The Australian pension index value fell slightly during 2017 thanks to the reduction in the household saving rate and the inclusion of the new economic growth question in the system’s sustainability.
The Melbourne Mercer Pension Index 2017 scored the Australian system 77.1, compared to 77.9 in 2016. The index is based on the three sub-index values of adequacy, sustainability, and integrity.
The index said the system could be increased by:
- Introducing a requirement that part of the retirement benefit must be taken as an income stream;
- Increasing the labour force participation rate at older ages as life expectancies rise;
- Introducing a mechanism to increase the pension age as life expectancy continues to increase; and
- Increasing the minimum access age to receive benefits from private pension plans so that access to retirement benefits is restricted to no more than five years before the Age Pension eligibility age.
The Australian system had an overall index grade of B+ with adequacy graded as B+, sustainability as B, and integrity as A. The system came third after Denmark (at 78.9) and the Netherlands (at 78.8).
The Australian Centre for Financial Studies interim director, Professor Edward Buckingham, said the Australian pension system was good but had room for improvement.
“Without the immigration of young people from other countries our ageing locally-born population would face significant challenges funding their retirement.

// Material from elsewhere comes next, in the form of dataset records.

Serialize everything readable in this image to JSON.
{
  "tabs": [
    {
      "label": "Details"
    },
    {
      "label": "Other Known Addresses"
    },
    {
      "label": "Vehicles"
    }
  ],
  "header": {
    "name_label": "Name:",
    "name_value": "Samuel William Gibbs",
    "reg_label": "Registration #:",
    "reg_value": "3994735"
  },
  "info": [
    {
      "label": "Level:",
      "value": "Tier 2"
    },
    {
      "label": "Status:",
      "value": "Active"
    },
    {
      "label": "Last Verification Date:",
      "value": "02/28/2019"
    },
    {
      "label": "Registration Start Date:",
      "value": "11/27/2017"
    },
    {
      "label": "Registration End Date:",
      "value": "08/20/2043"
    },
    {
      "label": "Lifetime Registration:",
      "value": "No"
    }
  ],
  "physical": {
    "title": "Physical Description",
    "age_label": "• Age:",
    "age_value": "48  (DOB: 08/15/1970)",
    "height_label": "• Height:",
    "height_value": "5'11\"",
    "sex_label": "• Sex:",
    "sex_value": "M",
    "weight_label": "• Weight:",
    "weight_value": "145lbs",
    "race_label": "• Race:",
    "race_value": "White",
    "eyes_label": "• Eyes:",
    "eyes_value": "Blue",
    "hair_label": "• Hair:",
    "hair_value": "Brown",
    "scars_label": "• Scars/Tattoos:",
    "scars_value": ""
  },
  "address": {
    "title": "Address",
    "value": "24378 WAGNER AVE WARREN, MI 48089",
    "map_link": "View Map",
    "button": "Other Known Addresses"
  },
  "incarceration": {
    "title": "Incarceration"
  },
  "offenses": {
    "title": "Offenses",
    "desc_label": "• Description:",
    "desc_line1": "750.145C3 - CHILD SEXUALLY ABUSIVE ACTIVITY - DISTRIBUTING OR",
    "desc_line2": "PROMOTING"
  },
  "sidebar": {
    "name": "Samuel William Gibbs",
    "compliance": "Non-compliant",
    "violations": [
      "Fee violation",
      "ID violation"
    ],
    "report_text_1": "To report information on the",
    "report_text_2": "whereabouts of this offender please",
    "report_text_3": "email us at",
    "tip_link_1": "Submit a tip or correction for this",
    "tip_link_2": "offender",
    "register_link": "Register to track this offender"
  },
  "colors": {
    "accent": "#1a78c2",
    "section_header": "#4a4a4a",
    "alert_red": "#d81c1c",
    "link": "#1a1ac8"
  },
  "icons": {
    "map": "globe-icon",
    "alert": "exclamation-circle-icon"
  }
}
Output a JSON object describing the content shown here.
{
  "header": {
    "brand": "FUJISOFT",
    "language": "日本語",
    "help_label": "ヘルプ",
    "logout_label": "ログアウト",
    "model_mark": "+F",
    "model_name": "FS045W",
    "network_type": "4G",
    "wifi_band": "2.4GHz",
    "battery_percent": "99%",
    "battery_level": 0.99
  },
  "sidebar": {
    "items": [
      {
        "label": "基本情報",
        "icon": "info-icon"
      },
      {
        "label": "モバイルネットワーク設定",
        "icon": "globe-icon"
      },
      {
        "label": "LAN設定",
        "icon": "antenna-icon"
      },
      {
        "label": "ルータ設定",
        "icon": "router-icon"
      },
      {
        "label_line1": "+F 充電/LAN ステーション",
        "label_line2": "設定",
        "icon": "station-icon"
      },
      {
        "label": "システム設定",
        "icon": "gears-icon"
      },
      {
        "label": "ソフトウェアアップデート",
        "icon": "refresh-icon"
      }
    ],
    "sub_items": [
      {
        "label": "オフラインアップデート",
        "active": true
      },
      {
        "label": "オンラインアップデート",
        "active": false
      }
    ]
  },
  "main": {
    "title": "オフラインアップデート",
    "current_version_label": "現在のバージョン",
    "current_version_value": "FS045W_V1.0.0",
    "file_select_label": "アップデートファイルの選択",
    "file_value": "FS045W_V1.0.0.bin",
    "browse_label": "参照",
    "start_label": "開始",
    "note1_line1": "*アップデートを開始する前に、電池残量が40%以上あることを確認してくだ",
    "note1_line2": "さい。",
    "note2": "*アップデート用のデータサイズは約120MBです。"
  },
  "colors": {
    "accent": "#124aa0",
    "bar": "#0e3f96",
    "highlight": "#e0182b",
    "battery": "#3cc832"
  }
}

The reason is simply that as we live longer, healthcare and public service costs will escalate and our society, like others, will face pressure to fund the needs of the old at the expense of the young,” he said.
“Optimising the use of savings set aside for retirement is a perennial responsibility that demands strategic improvement of pension systems worldwide.”
The index also said that increasingly life expectancies and low investment returns were having significant long-term impacts on the ability of many systems to deliver adequate retirement benefits both now and into the future.
It cited Japan, Austria, Italy, and France and developed economies whose pensions systems did not represent a sustainable model that would support current and future generations in their old age. The overall index values were 43.5, 53.1, 50.8, and 59.6 respectively.